Barry Jenkins verwandelte eine Coming-of-Age-Geschichte in drei Akten in etwas, das der Erinnerung selbst nahekommt, und gewann damit den Oscar für den besten Film. Moonlight ist noch immer der Film, der bewies, dass A24 zärtlich sein konnte statt nur seltsam — ein Junge, der über drei Schauspieler und drei Kapitel hinweg zum Mann wird, jedes leiser und verheerender als das vorige. Nichts, was die Firma seither veröffentlicht hat, erreicht diese Verbindung aus formaler Kontrolle und offenem Herzen.

2. Everything Everywhere All at Once

Everything Everywhere All at Once
Everything Everywhere All at Once (TMDB)

Daniels — Daniel Kwan und Daniel Scheinert — ließen Maximalismus echte Trauer tragen, und das ist der schwerste Trick von allen. Everything Everywhere All at Once gewann sieben Oscars, darunter den für den besten Film, für eine Multiversum-Komödie rund um eine Steuerprüfung in einem Waschsalon, und schenkte Michelle Yeoh die Rolle, auf die ihre Karriere vier Jahrzehnte lang gewartet hatte. Er hätte unter seinem eigenen Lärm zusammenbrechen müssen; stattdessen fand er im Zentrum jedes Universums immer wieder eine Mutter und ihre Tochter.

3. Hereditary

Hereditary
Hereditary (TMDB)

Ari Asters Debüt definierte neu, was Studio-Horror sein durfte: erst die Trauer, dann das Grauen, Schreckmomente fast nie.

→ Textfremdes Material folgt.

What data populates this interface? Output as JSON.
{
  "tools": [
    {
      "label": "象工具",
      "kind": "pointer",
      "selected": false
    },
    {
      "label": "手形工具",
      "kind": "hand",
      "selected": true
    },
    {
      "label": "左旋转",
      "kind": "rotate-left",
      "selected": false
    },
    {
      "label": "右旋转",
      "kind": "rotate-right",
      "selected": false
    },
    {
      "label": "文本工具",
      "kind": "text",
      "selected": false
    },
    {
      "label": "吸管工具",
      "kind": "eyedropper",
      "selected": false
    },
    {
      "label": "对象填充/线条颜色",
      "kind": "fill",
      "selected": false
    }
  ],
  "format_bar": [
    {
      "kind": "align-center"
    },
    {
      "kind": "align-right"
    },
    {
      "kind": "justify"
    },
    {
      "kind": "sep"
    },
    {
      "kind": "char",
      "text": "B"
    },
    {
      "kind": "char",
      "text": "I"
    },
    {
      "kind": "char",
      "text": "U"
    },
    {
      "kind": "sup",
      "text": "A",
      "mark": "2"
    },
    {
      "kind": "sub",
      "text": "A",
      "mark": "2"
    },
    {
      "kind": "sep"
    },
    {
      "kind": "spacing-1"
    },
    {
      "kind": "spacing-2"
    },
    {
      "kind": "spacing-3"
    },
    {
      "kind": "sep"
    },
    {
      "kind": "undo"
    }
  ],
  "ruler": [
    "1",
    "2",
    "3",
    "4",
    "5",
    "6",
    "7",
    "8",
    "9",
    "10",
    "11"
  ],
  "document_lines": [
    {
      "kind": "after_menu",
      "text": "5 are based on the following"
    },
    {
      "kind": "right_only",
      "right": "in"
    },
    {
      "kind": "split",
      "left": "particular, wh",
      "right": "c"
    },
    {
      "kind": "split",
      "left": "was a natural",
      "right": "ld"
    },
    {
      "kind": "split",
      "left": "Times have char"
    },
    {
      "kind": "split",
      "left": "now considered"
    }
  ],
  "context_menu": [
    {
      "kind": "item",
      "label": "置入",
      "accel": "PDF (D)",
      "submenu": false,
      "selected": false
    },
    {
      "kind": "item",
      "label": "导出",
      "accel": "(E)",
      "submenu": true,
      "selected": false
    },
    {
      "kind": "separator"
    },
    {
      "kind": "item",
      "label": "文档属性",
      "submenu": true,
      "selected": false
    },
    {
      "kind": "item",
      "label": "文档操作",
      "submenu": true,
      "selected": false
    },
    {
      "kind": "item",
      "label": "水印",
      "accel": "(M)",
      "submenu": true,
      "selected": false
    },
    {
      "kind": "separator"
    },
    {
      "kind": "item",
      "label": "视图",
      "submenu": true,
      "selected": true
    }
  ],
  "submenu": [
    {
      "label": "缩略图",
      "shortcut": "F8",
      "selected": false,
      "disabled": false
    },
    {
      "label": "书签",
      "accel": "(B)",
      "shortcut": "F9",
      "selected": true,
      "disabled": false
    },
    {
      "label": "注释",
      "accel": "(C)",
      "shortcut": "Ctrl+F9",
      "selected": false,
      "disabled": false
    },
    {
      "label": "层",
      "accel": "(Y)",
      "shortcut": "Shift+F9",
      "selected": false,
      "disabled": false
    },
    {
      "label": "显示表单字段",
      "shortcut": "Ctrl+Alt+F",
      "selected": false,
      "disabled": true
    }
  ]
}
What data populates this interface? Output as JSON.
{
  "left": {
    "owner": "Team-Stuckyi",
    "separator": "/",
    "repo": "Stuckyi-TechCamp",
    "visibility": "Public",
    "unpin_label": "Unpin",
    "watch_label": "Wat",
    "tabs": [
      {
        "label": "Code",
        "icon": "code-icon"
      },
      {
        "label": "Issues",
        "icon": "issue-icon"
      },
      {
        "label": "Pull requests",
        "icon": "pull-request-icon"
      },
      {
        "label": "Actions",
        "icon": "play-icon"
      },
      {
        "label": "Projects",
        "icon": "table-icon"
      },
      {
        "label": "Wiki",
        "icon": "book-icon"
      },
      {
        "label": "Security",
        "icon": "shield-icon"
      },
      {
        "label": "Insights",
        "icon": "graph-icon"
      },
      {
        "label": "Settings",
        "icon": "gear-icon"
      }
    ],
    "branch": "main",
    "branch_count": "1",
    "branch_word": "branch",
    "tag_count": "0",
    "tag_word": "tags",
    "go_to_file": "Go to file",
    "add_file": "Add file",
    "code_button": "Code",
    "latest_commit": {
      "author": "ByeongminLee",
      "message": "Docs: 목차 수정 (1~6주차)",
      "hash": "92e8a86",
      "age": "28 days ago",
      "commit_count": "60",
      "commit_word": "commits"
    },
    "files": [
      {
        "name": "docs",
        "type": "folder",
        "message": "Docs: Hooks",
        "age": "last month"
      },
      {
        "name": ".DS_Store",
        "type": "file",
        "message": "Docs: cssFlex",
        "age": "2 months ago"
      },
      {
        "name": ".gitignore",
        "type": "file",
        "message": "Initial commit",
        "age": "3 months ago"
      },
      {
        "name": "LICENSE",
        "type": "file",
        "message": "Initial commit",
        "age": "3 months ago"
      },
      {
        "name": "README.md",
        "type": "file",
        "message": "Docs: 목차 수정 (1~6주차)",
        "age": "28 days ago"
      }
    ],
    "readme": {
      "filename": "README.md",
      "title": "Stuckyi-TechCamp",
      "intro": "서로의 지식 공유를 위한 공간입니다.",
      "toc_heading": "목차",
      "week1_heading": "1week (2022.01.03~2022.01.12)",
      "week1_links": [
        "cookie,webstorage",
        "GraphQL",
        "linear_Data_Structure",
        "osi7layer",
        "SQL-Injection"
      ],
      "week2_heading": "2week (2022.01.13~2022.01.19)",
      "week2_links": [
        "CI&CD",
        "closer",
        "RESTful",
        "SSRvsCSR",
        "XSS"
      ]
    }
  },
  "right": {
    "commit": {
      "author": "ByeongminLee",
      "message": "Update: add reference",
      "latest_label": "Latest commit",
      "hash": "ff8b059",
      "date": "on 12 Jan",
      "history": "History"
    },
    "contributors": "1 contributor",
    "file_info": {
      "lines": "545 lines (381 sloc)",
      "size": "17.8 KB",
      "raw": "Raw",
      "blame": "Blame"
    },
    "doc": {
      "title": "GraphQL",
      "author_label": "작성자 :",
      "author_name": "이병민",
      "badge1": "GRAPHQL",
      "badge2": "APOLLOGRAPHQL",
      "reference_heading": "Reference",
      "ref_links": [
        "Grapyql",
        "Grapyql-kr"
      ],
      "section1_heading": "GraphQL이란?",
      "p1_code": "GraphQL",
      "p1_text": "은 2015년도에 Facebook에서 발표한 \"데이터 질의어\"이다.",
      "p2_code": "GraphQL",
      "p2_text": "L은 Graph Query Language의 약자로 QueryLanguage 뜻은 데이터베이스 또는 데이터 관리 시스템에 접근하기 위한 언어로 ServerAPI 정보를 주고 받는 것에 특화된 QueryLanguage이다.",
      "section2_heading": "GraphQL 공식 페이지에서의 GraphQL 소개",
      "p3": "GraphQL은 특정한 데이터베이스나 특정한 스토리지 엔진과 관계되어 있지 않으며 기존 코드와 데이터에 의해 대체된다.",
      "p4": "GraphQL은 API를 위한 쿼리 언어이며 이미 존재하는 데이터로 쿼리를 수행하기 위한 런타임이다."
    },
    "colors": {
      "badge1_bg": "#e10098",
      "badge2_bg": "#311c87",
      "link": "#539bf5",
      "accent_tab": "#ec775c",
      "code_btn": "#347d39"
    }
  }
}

Hereditary lebt von Toni Collettes Darstellung, dem Höchststand des modernen Genres, und von der langsamen Erkenntnis, dass das Schlimmste im Haus die Familie selbst ist. Ein Jahrzehnt an Nachahmern ist der Szene am Esstisch nicht nahegekommen.

4. The Zone of Interest

The Zone of Interest
The Zone of Interest (TMDB)

Jonathan Glazer filmt den behaglichen häuslichen Alltag einer Familie neben Auschwitz und überlässt es dem Sounddesign, das Grauen zu tragen, das die Kamera zu zeigen verweigert. The Zone of Interest ist der formal radikalste Film, den A24 veröffentlicht hat, und der, der einen nach dem Ende am wenigsten loslässt — gerade weil er kein einziges Mal über die Mauer blickt. Das Böse ist reine Kulisse, und genau das ist der Punkt.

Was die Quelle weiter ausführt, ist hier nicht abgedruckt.